The author has advanced an interesting theory to account for the unrelenting violence in Kannur. The area with a large Chekavar preesence has just the right social mileu for caste tension, a glimpse of which can be caught in the bardic compositions of Northrn Kerala. The Chekavars were armed muscl men of the Nairs who lorded over the area prior to the raids of Tipu Sultan in the eighteenth century, when large scae dispossession of landed property took place. The kudippakka (vendetta) songs extolling cultivated vengence over several generations keep the memories of old conflicts fresh in the collective memory and plitical activists in the form of "peope's theatre" are at hand to stir up a heady brew of class conflict and vengeful landlords from the thin wisps of folk legends. And post colonial "historians" are now at hand to give academic legitimacy to such an idelogically mariated version of the past. Marxist historians as the author points out were encouraged by the congress as a tacit bagain for political support. Such opportunism is of course secular politics.

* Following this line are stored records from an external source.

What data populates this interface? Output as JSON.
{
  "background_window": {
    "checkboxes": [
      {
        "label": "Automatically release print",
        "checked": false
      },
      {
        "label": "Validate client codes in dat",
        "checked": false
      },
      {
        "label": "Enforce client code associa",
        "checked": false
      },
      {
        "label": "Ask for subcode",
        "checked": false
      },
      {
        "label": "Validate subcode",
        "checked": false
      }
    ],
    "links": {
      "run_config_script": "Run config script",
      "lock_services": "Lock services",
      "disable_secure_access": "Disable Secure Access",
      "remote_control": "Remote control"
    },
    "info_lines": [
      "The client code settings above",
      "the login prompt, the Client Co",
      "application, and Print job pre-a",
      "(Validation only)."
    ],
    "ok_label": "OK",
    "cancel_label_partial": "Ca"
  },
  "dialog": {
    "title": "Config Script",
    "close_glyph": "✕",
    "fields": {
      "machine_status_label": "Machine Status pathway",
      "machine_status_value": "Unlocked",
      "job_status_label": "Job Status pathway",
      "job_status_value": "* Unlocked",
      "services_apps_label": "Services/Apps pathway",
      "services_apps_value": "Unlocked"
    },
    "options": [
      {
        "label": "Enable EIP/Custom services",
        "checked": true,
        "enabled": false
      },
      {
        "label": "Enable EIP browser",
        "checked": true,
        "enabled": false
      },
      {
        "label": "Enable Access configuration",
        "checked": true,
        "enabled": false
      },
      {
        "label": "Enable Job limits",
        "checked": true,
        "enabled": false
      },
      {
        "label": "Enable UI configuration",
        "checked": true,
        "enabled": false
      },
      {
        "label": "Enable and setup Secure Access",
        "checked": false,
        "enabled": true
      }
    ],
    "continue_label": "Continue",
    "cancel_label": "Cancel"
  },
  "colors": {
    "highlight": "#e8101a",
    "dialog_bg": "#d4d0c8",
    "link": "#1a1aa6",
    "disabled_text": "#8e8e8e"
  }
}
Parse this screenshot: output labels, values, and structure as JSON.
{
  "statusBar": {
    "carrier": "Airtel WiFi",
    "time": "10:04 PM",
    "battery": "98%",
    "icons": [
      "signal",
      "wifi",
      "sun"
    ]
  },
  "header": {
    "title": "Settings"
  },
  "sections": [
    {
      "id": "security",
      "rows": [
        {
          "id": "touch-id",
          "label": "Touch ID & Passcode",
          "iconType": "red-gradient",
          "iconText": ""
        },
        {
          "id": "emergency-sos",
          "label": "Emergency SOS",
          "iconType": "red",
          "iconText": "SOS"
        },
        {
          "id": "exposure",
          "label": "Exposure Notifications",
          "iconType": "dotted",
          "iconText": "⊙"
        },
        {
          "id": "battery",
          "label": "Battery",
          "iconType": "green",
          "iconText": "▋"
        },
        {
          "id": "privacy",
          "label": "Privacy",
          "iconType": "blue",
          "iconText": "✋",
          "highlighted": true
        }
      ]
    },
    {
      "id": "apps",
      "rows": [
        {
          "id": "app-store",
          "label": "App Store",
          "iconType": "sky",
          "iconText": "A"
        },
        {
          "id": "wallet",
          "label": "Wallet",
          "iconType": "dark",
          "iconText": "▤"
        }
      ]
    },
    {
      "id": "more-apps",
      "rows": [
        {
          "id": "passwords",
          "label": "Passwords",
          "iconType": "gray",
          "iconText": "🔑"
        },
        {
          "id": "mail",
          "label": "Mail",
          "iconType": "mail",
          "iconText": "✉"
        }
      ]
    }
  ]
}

The author while accpeting the fact that the Maxist faction and its leaders like Vijayan, Raghavan and Govindan Master are votaries of violence in defence of the Kannur fiefdom, argues that it was the Cngress that began the cycle of violence and if that is so there is a lesson to be learnt here. Violence is a sure sign that the cadre is unsure of its moorings and it is therefore not surprising that the congress is losing ground as the recent local elections showed. The same fate awits the Red Fascists too. The marxist faction is particularly prone to gratuitous violence and the auhor has more than proved this point.
Having read this book, I can say that it is an honest attempt at explaining the Redrocity called Kannur. Te slaying of Jayakrishnann Master, a school teacher, in front of a class room of young students shows how despicable the politics of the marxists has become.